I dont care as long as reddit dies
Reddit is really good for hobby/niche content. Reddit communities have become the largest online communities for quiet a few different interests where previously the largest communities would be independent forums.
It would be great if some forums decided to use Lemmy. I guess there are barriers to this, e.g. user interface changes might not be wanted and it might be difficult to export/import the forum history.
I dont know if it was even possible to do that. Atleast us gnu Linux users should be here in a larger number I guess
It'll take time and commitment from its early userbase, but eventually it should pull in enough people to become a self sustaining counterculture community to the swamp that is reddit. People don't come here for the content, but rather the community itself.
Honestly I don't really see a need to replace Reddit. This conversation always comes up and open source alternatives. Mastodon was never designed to replace Twitter. It was simply to be an alternative. Linux was never designed to replace windows, etc...
You can't and don't need to replace Reddit. The way Lemmy is built will make it a much more viable and trusted platform for the long term.
reddit isn't a platform, its a people!
No, because its just a copy. Lemmy just takes reddit and slaps decentralization on top of it. Therefore it has the baggage of walled garden philosophy.
Something that would replace reddit is a platform that is willing to embrace the strengths of decentralization and truely design around its strengths. Design around human connectedness, community building, community collaboration, accessability (even for technically illiterate), detoxing.
What kinds of things would you want to be different in a system "embracing the strengths of decentralization"?
Design around human connectedness, community building, community collaboration, accessability (even for technically illiterate), detoxing.
excuse my ignorance, but how is Lemmy not doing this already?
There isn't really a walled garden philosophy here given that you can choose open instances to join and interact with other instances at ease too.
I agree, lemmy is not a walled garden. What I'm saying is, lemmy is lacking an underlying design philosophy. Design should be guided by principles, rather than replicating the feel of reddit. Functionality should be created to serve human needs rather than from trying to replicate reddit functionality.
We shouldn't look to the people of cyberspace to understand how to develop platforms, especially not the centralized parts of cyberspace. Instead we should look to the people of earthspace. The offline people. People and communities. What do they want? Or what do they say they want?

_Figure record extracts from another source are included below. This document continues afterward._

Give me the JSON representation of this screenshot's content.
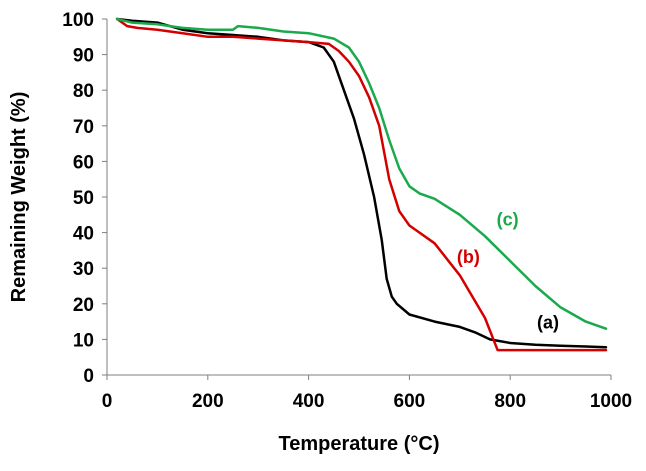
{
  "chart_data": {
    "type": "line",
    "title": "",
    "xlabel": "Temperature (°C)",
    "ylabel": "Remaining Weight (%)",
    "xlim": [
      0,
      1000
    ],
    "ylim": [
      0,
      100
    ],
    "x_ticks": [
      "0",
      "200",
      "400",
      "600",
      "800",
      "1000"
    ],
    "y_ticks": [
      "0",
      "10",
      "20",
      "30",
      "40",
      "50",
      "60",
      "70",
      "80",
      "90",
      "100"
    ],
    "grid": false,
    "legend": "none",
    "series": [
      {
        "name": "(a)",
        "color": "#000000",
        "x": [
          20,
          50,
          100,
          150,
          200,
          250,
          300,
          350,
          400,
          430,
          450,
          470,
          490,
          510,
          530,
          545,
          555,
          565,
          575,
          600,
          650,
          700,
          730,
          760,
          800,
          850,
          900,
          950,
          990
        ],
        "y": [
          100,
          99.5,
          99,
          97,
          96,
          95.5,
          95,
          94,
          93.5,
          92,
          88,
          80,
          72,
          62,
          50,
          38,
          27,
          22,
          20,
          17,
          15,
          13.5,
          12,
          10,
          9,
          8.5,
          8.2,
          8,
          7.8
        ]
      },
      {
        "name": "(b)",
        "color": "#d40000",
        "x": [
          20,
          40,
          60,
          100,
          150,
          200,
          250,
          300,
          350,
          400,
          440,
          460,
          480,
          500,
          520,
          540,
          560,
          580,
          600,
          620,
          650,
          700,
          750,
          775,
          800,
          850,
          900,
          950,
          990
        ],
        "y": [
          100,
          98,
          97.5,
          97,
          96,
          95,
          95,
          94.5,
          94,
          93.5,
          93,
          91,
          88,
          84,
          78,
          70,
          55,
          46,
          42,
          40,
          37,
          28,
          16,
          7,
          7,
          7,
          7,
          7,
          7
        ]
      },
      {
        "name": "(c)",
        "color": "#1aaa4b",
        "x": [
          20,
          50,
          100,
          150,
          200,
          250,
          260,
          300,
          350,
          400,
          450,
          480,
          500,
          520,
          540,
          560,
          580,
          600,
          620,
          650,
          700,
          750,
          800,
          850,
          900,
          950,
          990
        ],
        "y": [
          100,
          99,
          98.5,
          97.5,
          97,
          97,
          98,
          97.5,
          96.5,
          96,
          94.5,
          92,
          88,
          82,
          75,
          66,
          58,
          53,
          51,
          49.5,
          45,
          39,
          32,
          25,
          19,
          15,
          13
        ]
      }
    ],
    "annotations": [
      {
        "series": "(a)",
        "text": "(a)",
        "x": 875,
        "y": 13
      },
      {
        "series": "(b)",
        "text": "(b)",
        "x": 717,
        "y": 31.5
      },
      {
        "series": "(c)",
        "text": "(c)",
        "x": 795,
        "y": 42
      }
    ]
  }
}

To be clear this is a criticism not targeted specifically at Lemmy, but the fediverse as a whole.
@Owell1984 Not specifically Lemmy, but I do hope that someday the fediverse can replace the proprietary social media. It's biggest strength is that all fedi-platforms are designed to communicate with each other, thereby effectively having a common pool of users (for example, I somehow use Lemmy when commenting on this thread, while I am actually doing it from a Friendica instance) instead of (only/mainly) competing to grab users from each other.